In microservices, it is common for business services to call each other. It is worth considering how to manage the IP address, port and other routing information of each service in a unified manner. Especially in cluster and cloud scenarios, routing information of service nodes may change frequently. It is particularly important in the current micro-service system that how to make the service node unaware of the call of the business side when the routing information changes. Registries were created to solve this problem.

Core functions of the registry

The core functions of the registry mainly include service registration, service discovery, health monitoring, etc. It is equivalent to the transportation hub in the micro-service system, with address information of all business services.

(1) Service registration

Service providers register with the registry and provide routing information such as service provider IP address, port, and context. In order to facilitate service consumers to obtain call information and service invocation. Serialization protocol, weight of nodes.

(2) Service discovery

Service discovery main implementation Service consumers can find the call routing information of service providers through the registry.

After the service consumer starts, it pulls the service list, and the client caches the service list information locally. Why cache? The main purpose is to get the invocation information of the service provider method in the local cache information in case the registry fails.

In addition, the registry can inform service consumers of service node changes in the services in the registry. The service consumer can pull the latest service list to update the service list data.

But do these two things guarantee that the client will update the local service list when the node changes? If network jitter occurs when the registry notifies the consumer of the callback, the notification may fail. Therefore, we also need a bottom-of-the-line measure, that is, the service consumer can periodically pull the service list information from the registry and update the local service list data of the consumer client.

(3) Health detection

The purpose of the service health check is to ensure that the service nodes registered in the registry can be invoked normally, and avoid the problem of wasting invocation resources caused by the death of invalid nodes. The registry can remove service nodes in time after detecting node anomalies.

The heartbeat of a service node is periodically reported to the registry by the client, indicating the status of the service node. But can heartbeat alone be enough for health monitoring? If a deadlock or false death occurs inside the service node, the heartbeat can still be reported normally, and the registry mistakenly believes that the service provider is still alive.

Therefore, when registering with the registry, the service provider also needs to register an internal service interface for testing to ensure the correctness of health monitoring.

(4) Data storage

For a distributed middleware, how to organize its data efficiently is an important design reference for the overall performance and usability of the middleware. In terms of data storage, we mainly consider three important indicators, namely data reliability, service availability and data consistency.

In distributed systems, CAP theory is the guiding ideology and the cornerstone of architecture. However, CAP does not satisfy both AP and CP. Sometimes data consistency requires sacrificing availability, and sometimes data consistency requires sacrificing availability. But partition fault tolerance is the foundation of high availability in a distributed system. So for the registry, is it AP or CP?

It is more inclined to AP model in usage scenarios. Registries are the base middleware, and multi-node cluster deployment is a must in order to ensure high availability. If network partitioning occurs. Each service partition has only a few nodes. If the CP model is used at this time, the service can be provided only after the partition problem is resolved and the data consistency of each registry node is restored. In between, the entire registry is unavailable.

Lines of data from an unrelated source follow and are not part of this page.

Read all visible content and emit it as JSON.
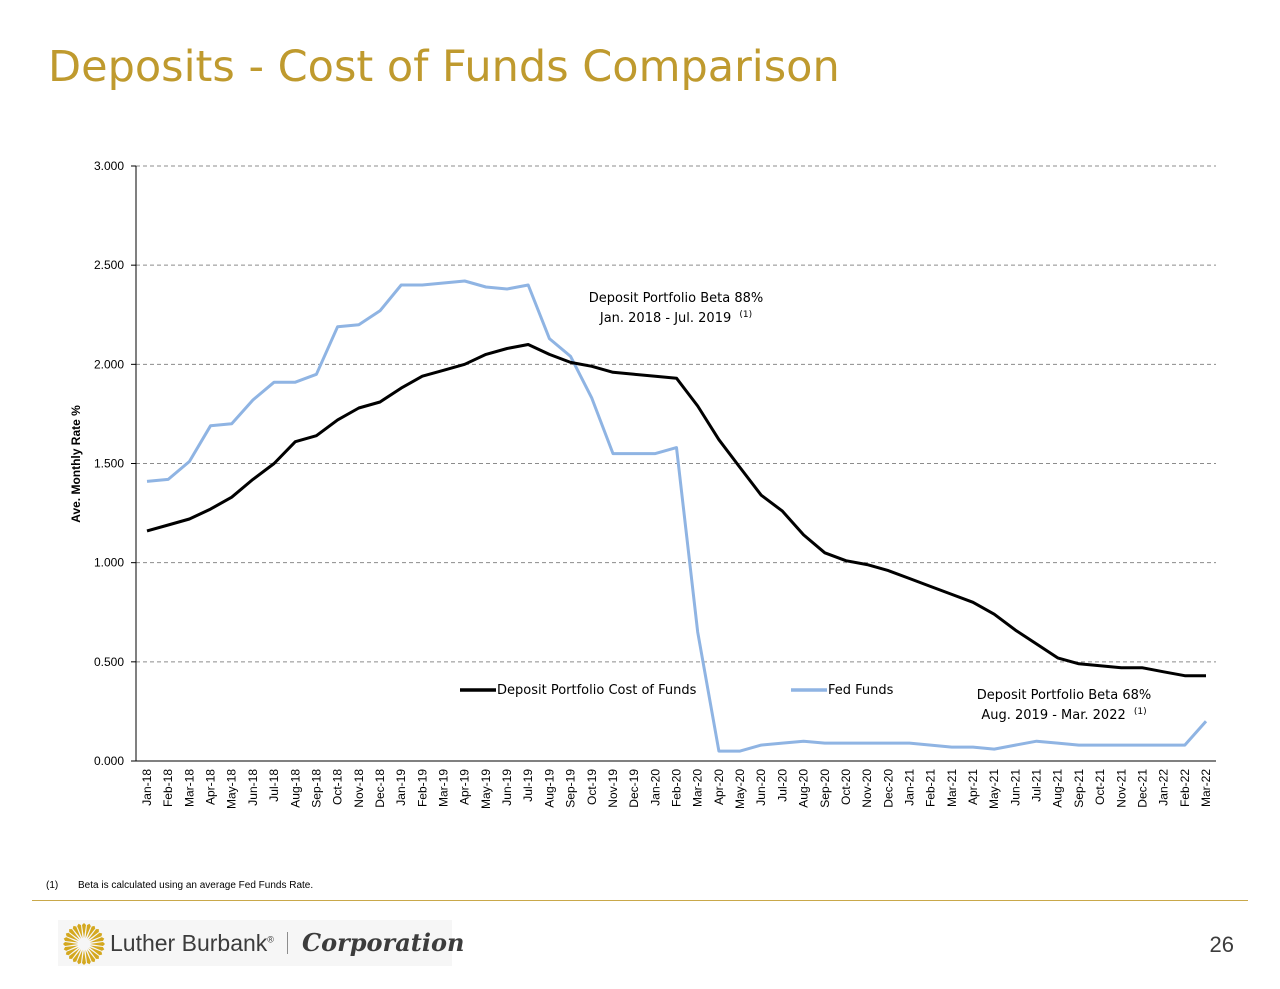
{
  "slide": {
    "title": "Deposits - Cost of Funds Comparison",
    "footnote_marker": "(1)",
    "footnote_text": "Beta is calculated using an average Fed Funds Rate.",
    "page_number": "26"
  },
  "logo": {
    "brand": "Luther Burbank",
    "registered": "®",
    "division": "Corporation"
  },
  "colors": {
    "title": "#bf9a2e",
    "deposit_series": "#000000",
    "fed_series": "#8fb4e3",
    "grid": "#8c8c8c",
    "divider": "#c9a84a"
  },
  "chart_data": {
    "type": "line",
    "title": "",
    "xlabel": "",
    "ylabel": "Ave. Monthly Rate %",
    "ylim": [
      0,
      3
    ],
    "yticks": [
      "0.000",
      "0.500",
      "1.000",
      "1.500",
      "2.000",
      "2.500",
      "3.000"
    ],
    "grid": "horizontal dashed",
    "legend_placement": "inside-bottom",
    "categories": [
      "Jan-18",
      "Feb-18",
      "Mar-18",
      "Apr-18",
      "May-18",
      "Jun-18",
      "Jul-18",
      "Aug-18",
      "Sep-18",
      "Oct-18",
      "Nov-18",
      "Dec-18",
      "Jan-19",
      "Feb-19",
      "Mar-19",
      "Apr-19",
      "May-19",
      "Jun-19",
      "Jul-19",
      "Aug-19",
      "Sep-19",
      "Oct-19",
      "Nov-19",
      "Dec-19",
      "Jan-20",
      "Feb-20",
      "Mar-20",
      "Apr-20",
      "May-20",
      "Jun-20",
      "Jul-20",
      "Aug-20",
      "Sep-20",
      "Oct-20",
      "Nov-20",
      "Dec-20",
      "Jan-21",
      "Feb-21",
      "Mar-21",
      "Apr-21",
      "May-21",
      "Jun-21",
      "Jul-21",
      "Aug-21",
      "Sep-21",
      "Oct-21",
      "Nov-21",
      "Dec-21",
      "Jan-22",
      "Feb-22",
      "Mar-22"
    ],
    "series": [
      {
        "name": "Deposit Portfolio Cost of Funds",
        "values": [
          1.16,
          1.19,
          1.22,
          1.27,
          1.33,
          1.42,
          1.5,
          1.61,
          1.64,
          1.72,
          1.78,
          1.81,
          1.88,
          1.94,
          1.97,
          2.0,
          2.05,
          2.08,
          2.1,
          2.05,
          2.01,
          1.99,
          1.96,
          1.95,
          1.94,
          1.93,
          1.79,
          1.62,
          1.48,
          1.34,
          1.26,
          1.14,
          1.05,
          1.01,
          0.99,
          0.96,
          0.92,
          0.88,
          0.84,
          0.8,
          0.74,
          0.66,
          0.59,
          0.52,
          0.49,
          0.48,
          0.47,
          0.47,
          0.45,
          0.43,
          0.43
        ]
      },
      {
        "name": "Fed Funds",
        "values": [
          1.41,
          1.42,
          1.51,
          1.69,
          1.7,
          1.82,
          1.91,
          1.91,
          1.95,
          2.19,
          2.2,
          2.27,
          2.4,
          2.4,
          2.41,
          2.42,
          2.39,
          2.38,
          2.4,
          2.13,
          2.04,
          1.83,
          1.55,
          1.55,
          1.55,
          1.58,
          0.65,
          0.05,
          0.05,
          0.08,
          0.09,
          0.1,
          0.09,
          0.09,
          0.09,
          0.09,
          0.09,
          0.08,
          0.07,
          0.07,
          0.06,
          0.08,
          0.1,
          0.09,
          0.08,
          0.08,
          0.08,
          0.08,
          0.08,
          0.08,
          0.2
        ]
      }
    ],
    "annotations": [
      {
        "line1": "Deposit Portfolio Beta 88%",
        "line2": "Jan. 2018 - Jul. 2019",
        "superscript": "(1)"
      },
      {
        "line1": "Deposit Portfolio Beta 68%",
        "line2": "Aug. 2019 - Mar. 2022",
        "superscript": "(1)"
      }
    ]
  }
}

In this scenario is not acceptable to business consumers. Because such an operation is tantamount to terminating the business. Even if network partitioning occurs, some node information is known, but at least some nodes can be used, and the corresponding service provider can be queried. In this scenario, the AP model should be more consistent with the business scenario.

The data in the registry is mainly concerned with two points, one is how to store the service node registration or offline, and the other is how to find the corresponding subscribing service consumer to notify when the service node changes. For the first point, we can organize data in the dimension of cluster, for example, the three service nodes below the ProviderA cluster can be appended to the ProviderA cluster after adding points. For the second point, when the service node changes, you can find out which consumers the ProviderA cluster is subscribed to, and then notify each consumer in a timely manner.

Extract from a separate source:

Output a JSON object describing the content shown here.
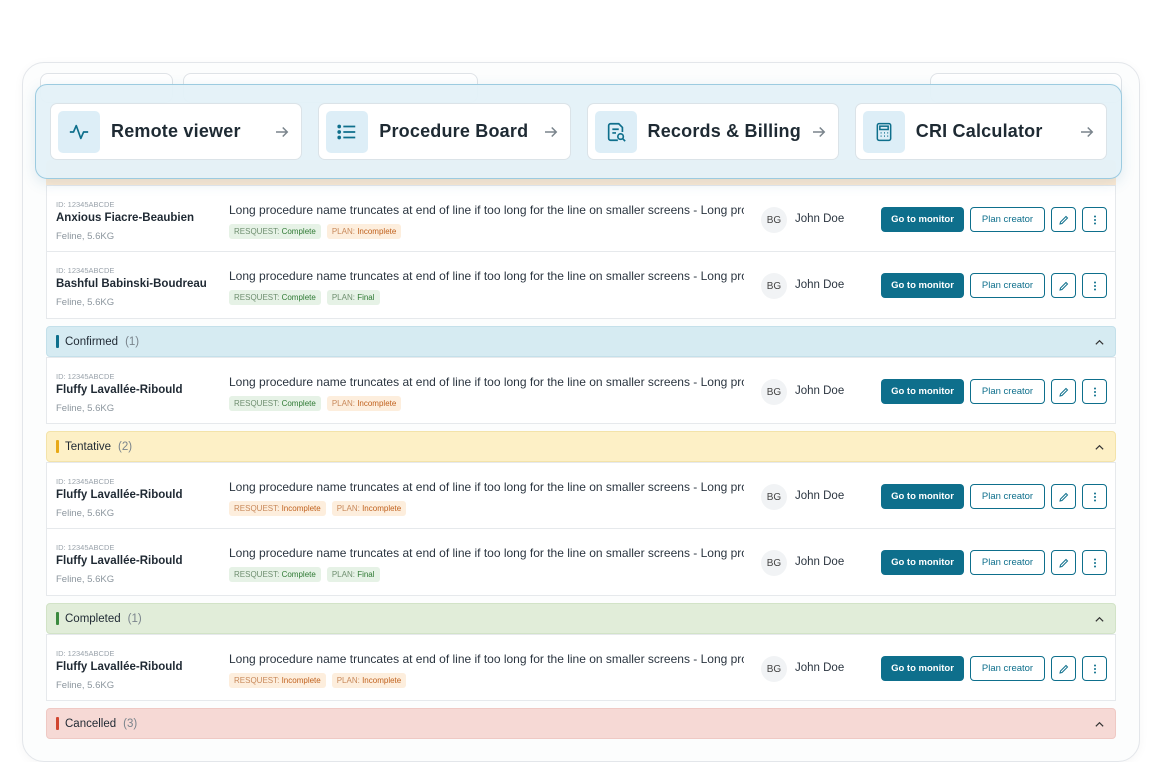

However, for a registry cluster, each service party may be registered on different registry nodes when registering, so when the node changes, the service subscribers on different nodes need to be notified. We can handle this through the Gossip protocol, spreading messages across the registry cluster. Ensure that change messages are notified to consumers.

Third, summary

This paper mainly introduces the core functions and design ideas of the registry. Through the analysis of the registry, it can help us better understand and use the registry, and even think about whether the existing registry is inadequate and can be optimized. After that, we’ll take a look at how the brief version of the registry performs code landing.